Mehmet Mus stated at a press conference the affected regions were responsible for 8.6 percent of Turkiye’s exports in 2022.
He added that imports increased 4.2 percent year-on-year in March to $32.2 billion, with overall commerce volume rising 4.3 percent to $55.7 billion.
“We expect the impact from the earthquakes on production and exports to wane further in the coming months,” Mus said.
Additionally, Turkiye’s global trade imbalance increased by 3.7 percent as record exports struggled to balance soaring gold and vehicle imports. Purchases of gold surged by 63 percent to $1.7 billion.
From January to March 2023, the trade deficit climbed by 31.5 percent to $34.9 billion from the previous year.

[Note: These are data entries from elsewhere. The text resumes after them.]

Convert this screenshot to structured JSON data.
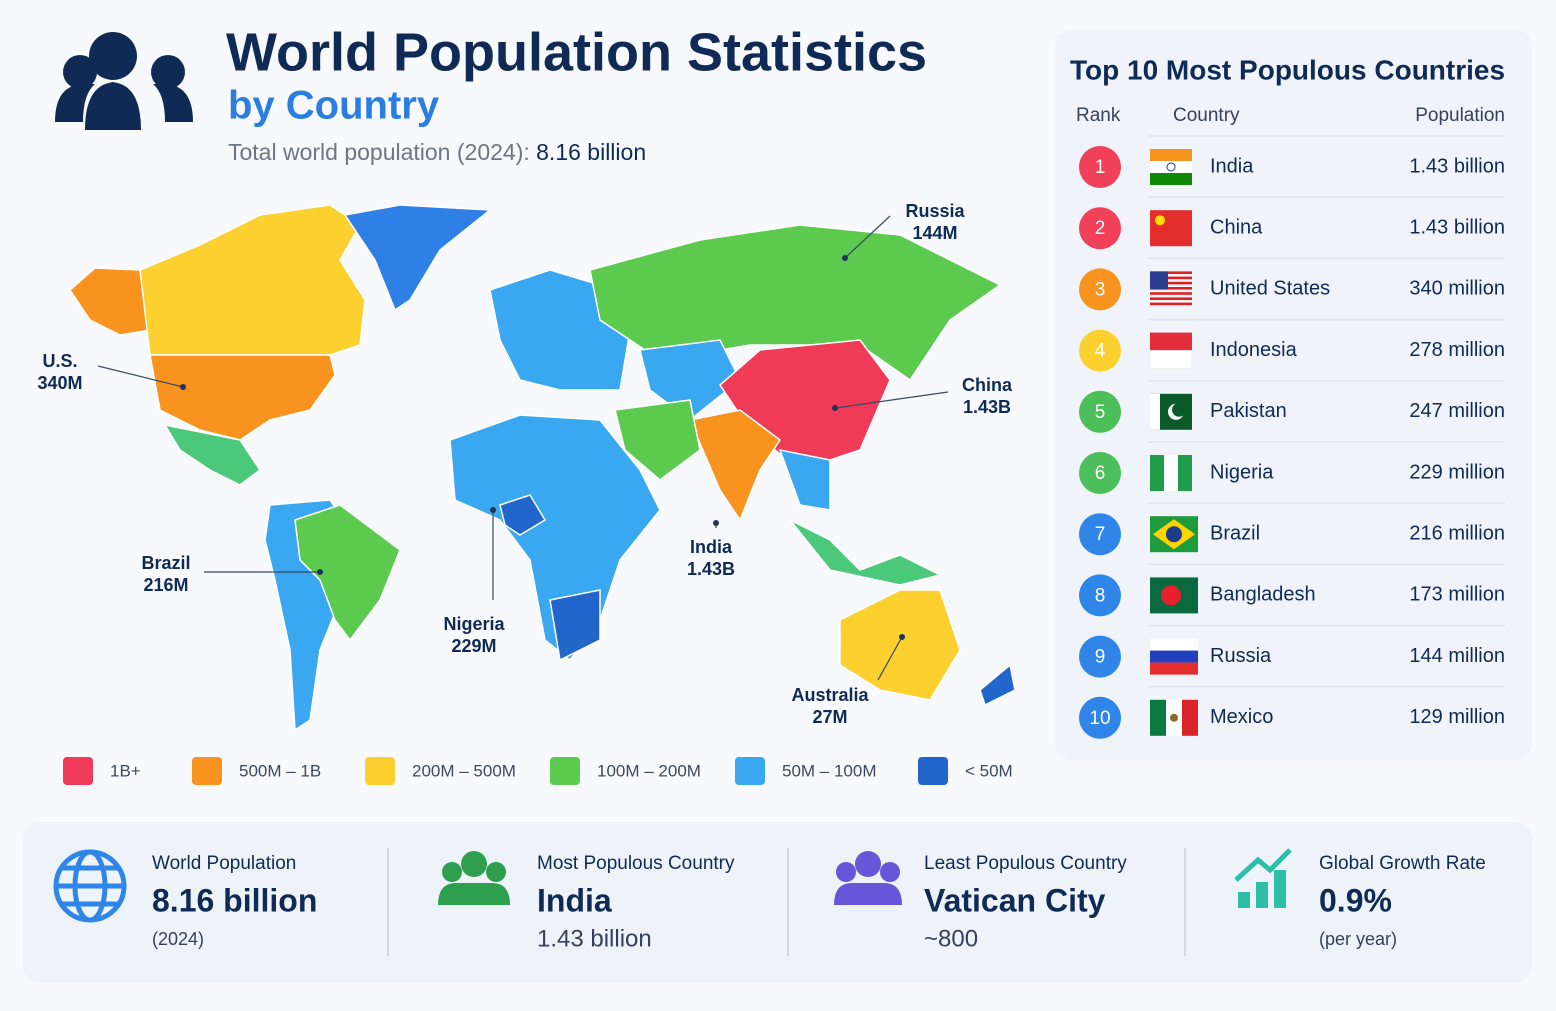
{
  "header": {
    "title": "World Population Statistics",
    "subtitle": "by Country",
    "summary_label": "Total world population (2024):",
    "summary_value": "8.16 billion"
  },
  "map": {
    "labels": [
      {
        "name": "Russia",
        "value": "144M"
      },
      {
        "name": "U.S.",
        "value": "340M"
      },
      {
        "name": "China",
        "value": "1.43B"
      },
      {
        "name": "Brazil",
        "value": "216M"
      },
      {
        "name": "Nigeria",
        "value": "229M"
      },
      {
        "name": "India",
        "value": "1.43B"
      },
      {
        "name": "Australia",
        "value": "27M"
      }
    ],
    "legend": [
      {
        "label": "1B+",
        "color": "#ef3b57"
      },
      {
        "label": "500M – 1B",
        "color": "#f7931e"
      },
      {
        "label": "200M – 500M",
        "color": "#fcd02f"
      },
      {
        "label": "100M – 200M",
        "color": "#5cc94f"
      },
      {
        "label": "50M – 100M",
        "color": "#3aa8f0"
      },
      {
        "label": "< 50M",
        "color": "#2266cc"
      }
    ]
  },
  "table": {
    "title": "Top 10 Most Populous Countries",
    "columns": [
      "Rank",
      "Country",
      "Population"
    ],
    "rows": [
      {
        "rank": "1",
        "country": "India",
        "population": "1.43 billion",
        "color": "#f0405a"
      },
      {
        "rank": "2",
        "country": "China",
        "population": "1.43 billion",
        "color": "#f0405a"
      },
      {
        "rank": "3",
        "country": "United States",
        "population": "340 million",
        "color": "#f7931e"
      },
      {
        "rank": "4",
        "country": "Indonesia",
        "population": "278 million",
        "color": "#fcd02f"
      },
      {
        "rank": "5",
        "country": "Pakistan",
        "population": "247 million",
        "color": "#4cbf5a"
      },
      {
        "rank": "6",
        "country": "Nigeria",
        "population": "229 million",
        "color": "#4cbf5a"
      },
      {
        "rank": "7",
        "country": "Brazil",
        "population": "216 million",
        "color": "#2f86e8"
      },
      {
        "rank": "8",
        "country": "Bangladesh",
        "population": "173 million",
        "color": "#2f86e8"
      },
      {
        "rank": "9",
        "country": "Russia",
        "population": "144 million",
        "color": "#2f86e8"
      },
      {
        "rank": "10",
        "country": "Mexico",
        "population": "129 million",
        "color": "#2f86e8"
      }
    ]
  },
  "stats": [
    {
      "label": "World Population",
      "value": "8.16 billion",
      "note": "(2024)"
    },
    {
      "label": "Most Populous Country",
      "value": "India",
      "note": "1.43 billion"
    },
    {
      "label": "Least Populous Country",
      "value": "Vatican City",
      "note": "~800"
    },
    {
      "label": "Global Growth Rate",
      "value": "0.9%",
      "note": "(per year)"
    }
  ]
}
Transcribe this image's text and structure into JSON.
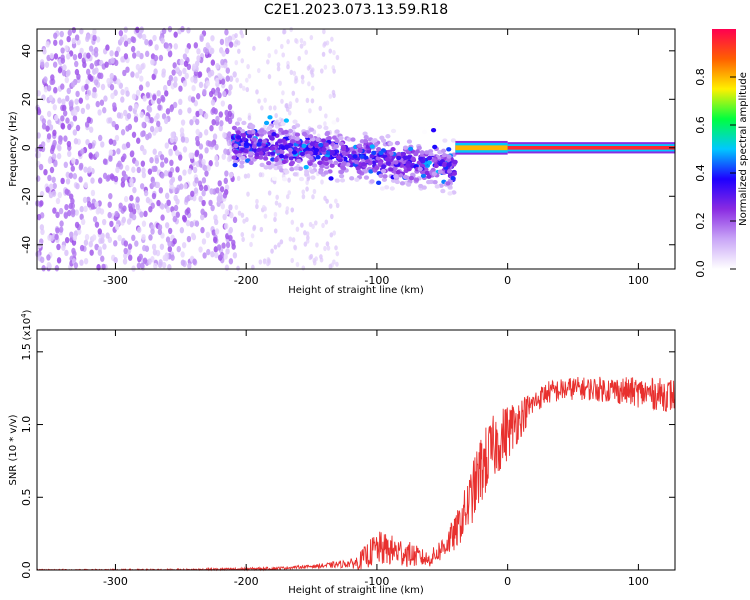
{
  "title": "C2E1.2023.073.13.59.R18",
  "chart_data": [
    {
      "type": "heatmap",
      "xlabel": "Height of straight line (km)",
      "ylabel": "Frequency (Hz)",
      "xlim": [
        -360,
        128
      ],
      "ylim": [
        -50,
        49
      ],
      "x_ticks": [
        -300,
        -200,
        -100,
        0,
        100
      ],
      "y_ticks": [
        -40,
        -20,
        0,
        20,
        40
      ],
      "colorbar": {
        "label": "Normalized spectral amplitude",
        "range": [
          0,
          1
        ],
        "ticks": [
          0.0,
          0.2,
          0.4,
          0.6,
          0.8
        ],
        "colormap": [
          "#ffffff",
          "#c9a6f7",
          "#8a2be2",
          "#1e00ff",
          "#00c8ff",
          "#00ff40",
          "#fff000",
          "#ff6000",
          "#ff0050"
        ]
      },
      "regions": [
        {
          "x_range": [
            -360,
            -208
          ],
          "freq_range": [
            -50,
            49
          ],
          "amplitude": 0.08,
          "pattern": "scattered noise"
        },
        {
          "x_range": [
            -208,
            -130
          ],
          "freq_range": [
            -50,
            49
          ],
          "amplitude": 0.02,
          "pattern": "sparse faint noise"
        },
        {
          "x_range": [
            -210,
            -40
          ],
          "freq_center_start": 2,
          "freq_center_end": -8,
          "bandwidth": 8,
          "amplitude": 0.3,
          "pattern": "broadened band"
        },
        {
          "x_range": [
            -40,
            0
          ],
          "freq_center": 0,
          "bandwidth": 2,
          "amplitude": 0.8,
          "pattern": "narrow line"
        },
        {
          "x_range": [
            0,
            128
          ],
          "freq_center": 0,
          "bandwidth": 1.5,
          "amplitude": 0.95,
          "pattern": "narrow line"
        }
      ]
    },
    {
      "type": "line",
      "xlabel": "Height of straight line (km)",
      "ylabel": "SNR (10 * v/v)",
      "y_exponent_label": "(x10",
      "y_exponent_sup": "4",
      "y_exponent_close": ")",
      "xlim": [
        -360,
        128
      ],
      "ylim": [
        0,
        1.65
      ],
      "x_ticks": [
        -300,
        -200,
        -100,
        0,
        100
      ],
      "y_ticks": [
        0.0,
        0.5,
        1.0,
        1.5
      ],
      "series_color": "#e8302e",
      "trend": {
        "x": [
          -360,
          -250,
          -180,
          -140,
          -115,
          -100,
          -80,
          -60,
          -50,
          -40,
          -30,
          -20,
          -10,
          0,
          10,
          20,
          30,
          50,
          80,
          100,
          128
        ],
        "y": [
          0.0,
          0.0,
          0.01,
          0.03,
          0.05,
          0.15,
          0.12,
          0.07,
          0.15,
          0.25,
          0.45,
          0.7,
          0.85,
          0.95,
          1.05,
          1.15,
          1.22,
          1.25,
          1.24,
          1.22,
          1.2
        ]
      },
      "noise_amplitude": {
        "x": [
          -360,
          -150,
          -120,
          -100,
          -80,
          -60,
          -40,
          -20,
          0,
          20,
          60,
          128
        ],
        "y": [
          0.005,
          0.01,
          0.03,
          0.12,
          0.1,
          0.05,
          0.12,
          0.25,
          0.2,
          0.08,
          0.08,
          0.12
        ]
      }
    }
  ]
}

Moreover, Turkiye’s exports increased by 2.5 percent to $61.6 billion in the first quarter of 2023, compared to the same time in 2022.
The trade gap increased to $8.57 billion from $8.27 billion in the same period last year, with Mus noting higher demand for automobiles as the worldwide semiconductor shortage eases.
According to the Turkish Exporters Assembly, also known as TIM, March’s energy imports totaled $6 billion, down 28.6 percent from the same month last year.
Rolling 12-month energy imports came to $93.1 billion, a decrease of nearly $2.4 billion from the previous month.
TIM also added that Germany accounted for $2 billion of Turkiye’s exports in March, followed by the US for $1.38 billion and Italy for $1.19 billion.
In March, the country’s top three import destinations were Russia at $3.99 billion, China at $3.78 billion and Germany at $2.69 billion. The EU’s total imports from Turkiye were $9.76 billion, while its exports to Turkiye totaled $10.12 billion.